BRUEKER: CON I PROFUGHI OPPORTUNITA’ MA ANCHE COSTI SOCIALI

“I Paesi europei possono trarre un vantaggio dall’accogliere i profughi, ma la loro protezione implica anche un costo economico e sociale. Abbiamo bisogno di un coordinamento delle politiche, perchè se un Paese chiude le frontiere, questo significa che ci saranno più profughi in un Paese vicino e questo causerà un aumento dei costi per quel paese, che potrebbe essere indotto a diminuire il grado di tutela.”

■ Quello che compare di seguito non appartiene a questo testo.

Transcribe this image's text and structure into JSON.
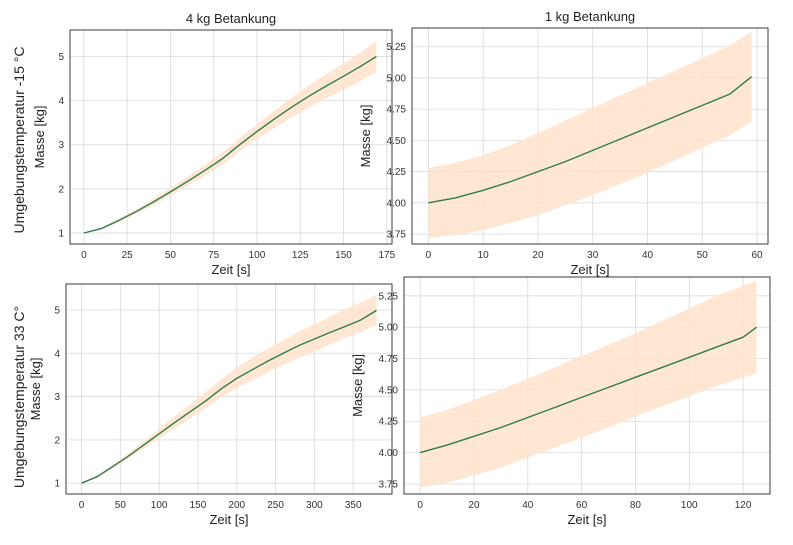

Questa per Herbert Brücker, economista tedesco dell’emigrazione, che al Festival ha parlato della situazione tedesca, è un po’ la situazione che si è verificata in Europa. Dopo avere ricordato quali sono le principali motivazioni che spingono i profughi a lasciare i propri Paesi, infatti non è mai un solo motivo, ma un mix di ragioni politiche, economiche, umanitarie, Brücker ha sostenuto, fatto salvo il principio dell’obbligo di accoglienza in virtù della Convenzione di Ginevra, che i Paesi europei dovrebbero “adottare una qualche normativa che permetta di decidere come e quali profughi adottare, ed una distribuzione efficiente ed equa dei profughi stessi e dei relativi costi.”

La sua analisi si è concentrata, in particolare, sui profughi arrivati in Germania: il 70 % sono uomini, e di questi un altro 70 % è al di sotto dei 30 anni e il 55 % hanno meno di 24 anni. Pochi i diplomati o laureati, il 70 % degli over 18 anni non ha alcun diploma professionale o universitario. La quota preponderante condivide, ed è abbastanza sorprendente, valori come la separazione tra Stato e religione, ma sono conservatori per quanto riguarda la parità tra uomini e donne.

“Per molti di questi profughi – sostiene Brücker – ci vorrà più tempo, rispetto agli emigrati non profughi del passato, per integrarsi nel mondo del lavoro: il 50 % troverà un lavoro dopo 5 anni, il 60% dopo dieci anni, il 75% dopo 15 anni. L’integrazione sarà facilitata dalla conoscenza della lingua tedesca (16 % in più di possibilità) ma anche dalle reti etniche che si insediano nelle città, ma sul mercato del lavoro potranno trovarsi in concorrenza con i migranti non profughi”.